The teenaged chickens are faring well in the coop with the big ladies.  Asa really loves to go in the coop to pick them up.  They don't really love it so much, I don't think.  He is fairly loud and rambunctious, and although I consistently remind him to be gentle he can't really help making them a little nervous with his energy.

Here is a snapshot of one of the laying boxes in the hen house.  The bigger gals are so generous.  They lay the best eggs in town.

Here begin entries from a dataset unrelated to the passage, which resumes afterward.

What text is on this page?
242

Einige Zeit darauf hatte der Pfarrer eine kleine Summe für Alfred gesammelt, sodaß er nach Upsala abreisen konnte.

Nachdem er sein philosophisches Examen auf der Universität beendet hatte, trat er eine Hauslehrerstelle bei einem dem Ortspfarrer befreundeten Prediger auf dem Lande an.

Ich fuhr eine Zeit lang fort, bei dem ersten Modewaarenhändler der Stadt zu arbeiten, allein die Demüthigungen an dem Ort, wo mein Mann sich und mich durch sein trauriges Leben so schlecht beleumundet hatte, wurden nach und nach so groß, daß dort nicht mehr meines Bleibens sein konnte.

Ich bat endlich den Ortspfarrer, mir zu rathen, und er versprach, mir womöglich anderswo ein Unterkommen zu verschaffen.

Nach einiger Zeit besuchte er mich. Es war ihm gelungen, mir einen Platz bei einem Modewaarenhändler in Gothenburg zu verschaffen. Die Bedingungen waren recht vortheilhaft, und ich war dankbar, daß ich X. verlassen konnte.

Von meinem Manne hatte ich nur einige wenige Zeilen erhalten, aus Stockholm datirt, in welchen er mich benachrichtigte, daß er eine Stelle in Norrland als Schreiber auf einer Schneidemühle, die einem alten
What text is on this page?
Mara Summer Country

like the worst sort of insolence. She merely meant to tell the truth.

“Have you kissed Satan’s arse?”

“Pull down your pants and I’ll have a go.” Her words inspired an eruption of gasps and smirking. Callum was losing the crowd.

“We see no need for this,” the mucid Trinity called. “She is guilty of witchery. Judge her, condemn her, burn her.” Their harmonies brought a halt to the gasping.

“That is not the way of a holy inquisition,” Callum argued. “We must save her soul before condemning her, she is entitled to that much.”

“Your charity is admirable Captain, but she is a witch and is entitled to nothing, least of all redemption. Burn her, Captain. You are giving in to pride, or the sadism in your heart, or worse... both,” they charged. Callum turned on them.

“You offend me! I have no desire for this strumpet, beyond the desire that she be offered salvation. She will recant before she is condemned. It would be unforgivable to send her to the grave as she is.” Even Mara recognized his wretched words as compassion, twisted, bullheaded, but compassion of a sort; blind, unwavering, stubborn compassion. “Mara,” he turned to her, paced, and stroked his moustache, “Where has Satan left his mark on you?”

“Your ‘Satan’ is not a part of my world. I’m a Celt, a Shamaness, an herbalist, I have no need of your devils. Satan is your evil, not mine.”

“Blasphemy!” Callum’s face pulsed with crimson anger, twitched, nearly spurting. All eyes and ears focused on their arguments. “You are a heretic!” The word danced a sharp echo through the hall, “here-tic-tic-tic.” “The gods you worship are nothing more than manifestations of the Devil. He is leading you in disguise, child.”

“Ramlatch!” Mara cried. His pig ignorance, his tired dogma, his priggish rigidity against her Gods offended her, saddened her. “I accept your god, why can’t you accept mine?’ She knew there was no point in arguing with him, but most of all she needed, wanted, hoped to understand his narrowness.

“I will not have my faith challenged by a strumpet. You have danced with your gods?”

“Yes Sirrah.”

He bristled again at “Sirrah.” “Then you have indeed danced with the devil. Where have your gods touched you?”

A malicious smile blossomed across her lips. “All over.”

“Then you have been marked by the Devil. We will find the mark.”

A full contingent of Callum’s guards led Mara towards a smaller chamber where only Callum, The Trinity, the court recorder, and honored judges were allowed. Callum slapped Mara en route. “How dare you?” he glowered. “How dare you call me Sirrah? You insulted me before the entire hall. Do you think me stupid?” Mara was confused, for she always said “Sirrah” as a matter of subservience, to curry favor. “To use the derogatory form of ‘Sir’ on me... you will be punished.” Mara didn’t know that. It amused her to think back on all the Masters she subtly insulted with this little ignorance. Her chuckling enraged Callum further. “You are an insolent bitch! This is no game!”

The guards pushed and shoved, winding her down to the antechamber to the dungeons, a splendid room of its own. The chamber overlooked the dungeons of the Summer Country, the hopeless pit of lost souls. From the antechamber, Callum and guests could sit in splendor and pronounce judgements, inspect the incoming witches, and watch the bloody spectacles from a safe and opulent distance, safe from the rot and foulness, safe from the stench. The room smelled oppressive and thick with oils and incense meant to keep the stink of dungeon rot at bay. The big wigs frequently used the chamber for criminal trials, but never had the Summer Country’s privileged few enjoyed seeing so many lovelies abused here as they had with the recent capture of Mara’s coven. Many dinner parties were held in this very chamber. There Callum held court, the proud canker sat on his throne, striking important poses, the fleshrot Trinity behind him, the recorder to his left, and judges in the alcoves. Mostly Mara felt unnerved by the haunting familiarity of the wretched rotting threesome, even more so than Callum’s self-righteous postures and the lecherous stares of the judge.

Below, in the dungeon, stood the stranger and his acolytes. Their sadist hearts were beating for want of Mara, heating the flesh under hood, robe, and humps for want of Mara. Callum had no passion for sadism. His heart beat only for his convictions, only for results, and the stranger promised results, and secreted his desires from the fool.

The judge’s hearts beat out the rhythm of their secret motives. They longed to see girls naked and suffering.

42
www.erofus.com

I have decided that every article of clothing that I wear must have deep pockets.  This is the pocket of a favorite dress of mine.  It's a cute one, but mainly I love it because of the two huge front pockets!  I can fit a camera, eggs, sunscreen, cell phone and water bottle in them, plus a snack or two.  I've decided to make myself numerous skirts with big pockets.  More on that later.  Meanwhile, happy summer everyone!

Homestead Happenings…

Here are some pictures of just a few things happening on the homestead lately.  So much more to tell about, and I will, in due time.  For now, let me ease back into this blogging thing by giving you a tiny photo essay of what we have been up to.

Alex, our garden guru.
Zimbabwe, one of our "on loan" milking goats. She's dreamy.
Two of the thirty sheep and lambs that we have on loan for the spring and summer.
A double rainbow we saw one early June evening. Axel is now obsessed with rainbows, and believes that I can make them appear when he asks. Shoot. Wish I could.
Asa turned five on June 14th! He had a "Mad Monster Party".
Mad Monsters!!
Root cellar almost done! Just in time for gingered carrots!
Sugar snap peas. Asa says: "They taste like cotton candy".
Perfect little head of cabbage, ready to be made into slaw!